FWIW, I’ve only attempted to scrape from the archive.org snapshot never musicdsp.org – mostly because I haven’t managed to catch it when it’s been up long enough to try. It wasn’t me, I swear! 
Glad you’re involved @bdejong!
Storing all the content as flat files sounds great to me. Seems like we could stick a wiki interface on top of that for editing if that would help automate the process of maintaining the site – still restricted by at least the requirement of having a github account, if we use github, and maybe further by using a github organization? Spam should be pretty easy to avoid by just leaving the public editing option off:
By default, only people with write access to your repository can make changes to wikis, although you can allow everyone on GitHub to contribute to a wiki in a public repository.
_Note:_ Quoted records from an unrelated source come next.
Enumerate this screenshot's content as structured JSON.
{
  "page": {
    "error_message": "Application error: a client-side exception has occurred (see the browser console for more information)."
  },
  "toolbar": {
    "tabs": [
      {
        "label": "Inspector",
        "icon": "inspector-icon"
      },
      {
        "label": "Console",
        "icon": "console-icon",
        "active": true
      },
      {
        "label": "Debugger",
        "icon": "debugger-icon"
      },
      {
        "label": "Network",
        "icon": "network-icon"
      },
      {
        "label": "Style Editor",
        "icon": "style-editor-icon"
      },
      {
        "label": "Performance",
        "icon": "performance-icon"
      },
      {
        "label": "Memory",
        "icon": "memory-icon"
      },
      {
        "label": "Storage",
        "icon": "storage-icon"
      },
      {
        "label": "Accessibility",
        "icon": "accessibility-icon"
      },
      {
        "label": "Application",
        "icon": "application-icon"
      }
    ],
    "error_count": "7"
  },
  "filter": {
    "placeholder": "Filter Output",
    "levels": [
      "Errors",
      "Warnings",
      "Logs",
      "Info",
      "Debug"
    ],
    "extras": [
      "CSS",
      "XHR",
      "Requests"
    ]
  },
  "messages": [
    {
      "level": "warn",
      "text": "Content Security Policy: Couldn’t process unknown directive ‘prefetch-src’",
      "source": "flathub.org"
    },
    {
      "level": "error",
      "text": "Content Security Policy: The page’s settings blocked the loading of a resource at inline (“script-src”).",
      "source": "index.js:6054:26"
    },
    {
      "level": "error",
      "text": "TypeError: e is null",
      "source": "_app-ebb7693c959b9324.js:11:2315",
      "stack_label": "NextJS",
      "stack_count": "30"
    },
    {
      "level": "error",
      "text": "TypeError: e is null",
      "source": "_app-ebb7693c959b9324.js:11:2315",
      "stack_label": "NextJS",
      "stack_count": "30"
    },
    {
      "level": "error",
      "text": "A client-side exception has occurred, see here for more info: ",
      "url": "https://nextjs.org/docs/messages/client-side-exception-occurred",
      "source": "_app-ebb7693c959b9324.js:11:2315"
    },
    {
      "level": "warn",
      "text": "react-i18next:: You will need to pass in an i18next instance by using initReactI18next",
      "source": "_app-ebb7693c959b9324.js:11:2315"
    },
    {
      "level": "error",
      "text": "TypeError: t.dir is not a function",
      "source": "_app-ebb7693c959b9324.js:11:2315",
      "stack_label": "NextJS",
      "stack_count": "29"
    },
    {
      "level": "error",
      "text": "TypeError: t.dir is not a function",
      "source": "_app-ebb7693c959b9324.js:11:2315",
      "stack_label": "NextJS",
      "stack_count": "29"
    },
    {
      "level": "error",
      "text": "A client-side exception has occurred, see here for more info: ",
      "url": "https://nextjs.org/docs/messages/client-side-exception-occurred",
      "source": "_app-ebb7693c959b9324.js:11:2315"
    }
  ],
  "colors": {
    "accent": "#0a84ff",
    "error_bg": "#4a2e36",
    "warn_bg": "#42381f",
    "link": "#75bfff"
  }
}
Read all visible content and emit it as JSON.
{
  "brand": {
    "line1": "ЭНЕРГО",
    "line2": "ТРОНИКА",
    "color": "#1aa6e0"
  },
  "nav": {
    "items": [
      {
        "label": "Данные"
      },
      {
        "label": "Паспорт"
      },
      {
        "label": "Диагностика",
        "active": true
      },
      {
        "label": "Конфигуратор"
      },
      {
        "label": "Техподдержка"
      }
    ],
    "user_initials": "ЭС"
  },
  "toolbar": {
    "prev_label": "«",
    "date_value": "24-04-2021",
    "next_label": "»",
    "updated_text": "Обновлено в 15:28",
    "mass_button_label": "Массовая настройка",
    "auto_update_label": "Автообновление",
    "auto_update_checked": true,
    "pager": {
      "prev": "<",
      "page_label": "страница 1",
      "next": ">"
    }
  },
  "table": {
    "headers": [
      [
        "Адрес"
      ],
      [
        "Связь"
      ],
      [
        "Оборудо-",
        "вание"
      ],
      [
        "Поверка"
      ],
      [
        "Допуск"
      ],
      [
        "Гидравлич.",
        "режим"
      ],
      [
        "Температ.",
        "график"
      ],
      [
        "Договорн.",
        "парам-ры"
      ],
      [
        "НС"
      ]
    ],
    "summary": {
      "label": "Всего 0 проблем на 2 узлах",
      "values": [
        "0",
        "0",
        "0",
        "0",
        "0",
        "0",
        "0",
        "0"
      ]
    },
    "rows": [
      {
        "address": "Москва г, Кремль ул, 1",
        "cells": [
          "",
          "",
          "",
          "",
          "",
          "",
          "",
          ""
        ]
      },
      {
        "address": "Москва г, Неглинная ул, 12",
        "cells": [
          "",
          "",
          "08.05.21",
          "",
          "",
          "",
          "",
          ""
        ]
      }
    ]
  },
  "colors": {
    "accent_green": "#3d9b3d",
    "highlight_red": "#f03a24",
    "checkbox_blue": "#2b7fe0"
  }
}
I just cloned a random wiki to look, and the repo is just a directory full of markdown files. We could then use the main repo to host whatever frontend we use to publish the wiki as HTML/CSS.
Otherwise I suppose we’d just do updates via pull requests with someone(s) in charge of merging the submissions into the main repo – or just grant folks direct write access to the repo?
The wikis seem perfectly suited to what’s being described above, and I think would work well as a place to hold all the content for the site IMHO. I like to edit my markdown offline in a text editor, but it couldn’t hurt to have a wiki-style editor attached for free for those who prefer it.